Also, this culture leads to people hiding their failures because they are worried about the repercussions. And, by the time you as a leader find out that something is wrong, it might be too late to fix things.

Instead, create a culture where the team introspects each failure, documents it and learns not make the same mistake again. This makes sure that with time, you iron out major issues, and become a better, more innovative team. It also leads to more collaboration within the team, because everyone is focused on the goal without worrying who will be punished if they fail.

Reward efforts, not just outputs

Another thing to understand is that just because someone failed a few times does not mean their effort is less than someone who did it in less tries. You have to build a culture of rewarding efforts, and not just outputs.

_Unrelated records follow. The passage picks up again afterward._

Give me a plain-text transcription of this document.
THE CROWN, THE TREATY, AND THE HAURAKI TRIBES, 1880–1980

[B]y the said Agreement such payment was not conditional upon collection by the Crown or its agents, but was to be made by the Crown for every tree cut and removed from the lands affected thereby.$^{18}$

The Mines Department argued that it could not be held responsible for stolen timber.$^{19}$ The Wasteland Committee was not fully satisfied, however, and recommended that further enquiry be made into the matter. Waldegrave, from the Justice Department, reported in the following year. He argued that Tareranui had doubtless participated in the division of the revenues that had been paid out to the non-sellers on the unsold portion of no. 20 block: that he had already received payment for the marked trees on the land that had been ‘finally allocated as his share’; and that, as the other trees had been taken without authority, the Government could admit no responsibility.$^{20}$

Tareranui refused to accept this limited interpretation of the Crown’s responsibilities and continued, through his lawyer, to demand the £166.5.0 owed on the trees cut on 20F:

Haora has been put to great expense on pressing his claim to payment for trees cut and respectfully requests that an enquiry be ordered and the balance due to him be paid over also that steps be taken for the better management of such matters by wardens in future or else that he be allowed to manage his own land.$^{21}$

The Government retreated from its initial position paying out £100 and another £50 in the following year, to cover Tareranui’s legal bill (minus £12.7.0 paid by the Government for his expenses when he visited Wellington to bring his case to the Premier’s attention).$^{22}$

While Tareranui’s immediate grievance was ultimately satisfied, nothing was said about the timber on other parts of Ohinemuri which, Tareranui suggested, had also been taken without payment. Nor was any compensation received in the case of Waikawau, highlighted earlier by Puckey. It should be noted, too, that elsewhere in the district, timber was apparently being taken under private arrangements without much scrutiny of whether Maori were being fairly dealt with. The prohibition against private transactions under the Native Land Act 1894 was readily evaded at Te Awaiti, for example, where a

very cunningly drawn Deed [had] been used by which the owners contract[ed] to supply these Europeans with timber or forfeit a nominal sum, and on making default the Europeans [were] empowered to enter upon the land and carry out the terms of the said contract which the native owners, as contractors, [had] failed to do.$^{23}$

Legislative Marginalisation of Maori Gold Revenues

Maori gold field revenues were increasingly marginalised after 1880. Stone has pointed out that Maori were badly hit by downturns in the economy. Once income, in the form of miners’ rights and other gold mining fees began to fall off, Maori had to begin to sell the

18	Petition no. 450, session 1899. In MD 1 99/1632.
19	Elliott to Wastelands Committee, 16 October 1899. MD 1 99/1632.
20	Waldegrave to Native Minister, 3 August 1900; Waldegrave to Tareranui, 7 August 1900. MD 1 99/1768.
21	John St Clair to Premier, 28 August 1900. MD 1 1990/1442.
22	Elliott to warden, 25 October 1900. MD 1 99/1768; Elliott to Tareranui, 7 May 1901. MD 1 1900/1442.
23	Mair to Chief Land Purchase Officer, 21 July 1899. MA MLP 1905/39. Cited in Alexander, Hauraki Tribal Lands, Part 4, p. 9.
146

Now, this is not a very easy thing to do, because you have to build processes around measuring effort, along with output. But, trust me that effort of coming up with the right process and tools, will pay off in the long term. It will lead to people picking up even the hardest tasks without hesitation, because they know their efforts will not go in vain even if they can't get the desired output.

Also, when you only reward outputs, you are sending a message that don't pick up something where you are not sure of delivering. Innovation, does not work that ways, and also change is inevitable. Every team, big or small will encounter a scenario where they will have to look at doing something they have never done before. More often than not, teams that have the culture of rewarding efforts and not just outputs will succeed at embracing this change.

Track Learn Optimize

Next part of the process needs to be a robust mechanism to track, introspection meeting outputs, and learnings every time you encounter a failure. This helps in obviously  making sure new members of the team know the pitfalls and old members do not repeat the same mistake. But more importantly, for the team to identify process gaps, and places where you could do more optimization either by process, or technology to make sure you avoid those issues.

A good example of these are coding standards, and static code analysis during the check-in process. Those are common places where programmers make mistake, and by optimizing the process and tailoring it to your product you can make sure that mistakes are not repeated.

As you and your team get better at this, you will see faster onboarding times for new members, reducing common pitfalls and an increase in overall productivity of the team.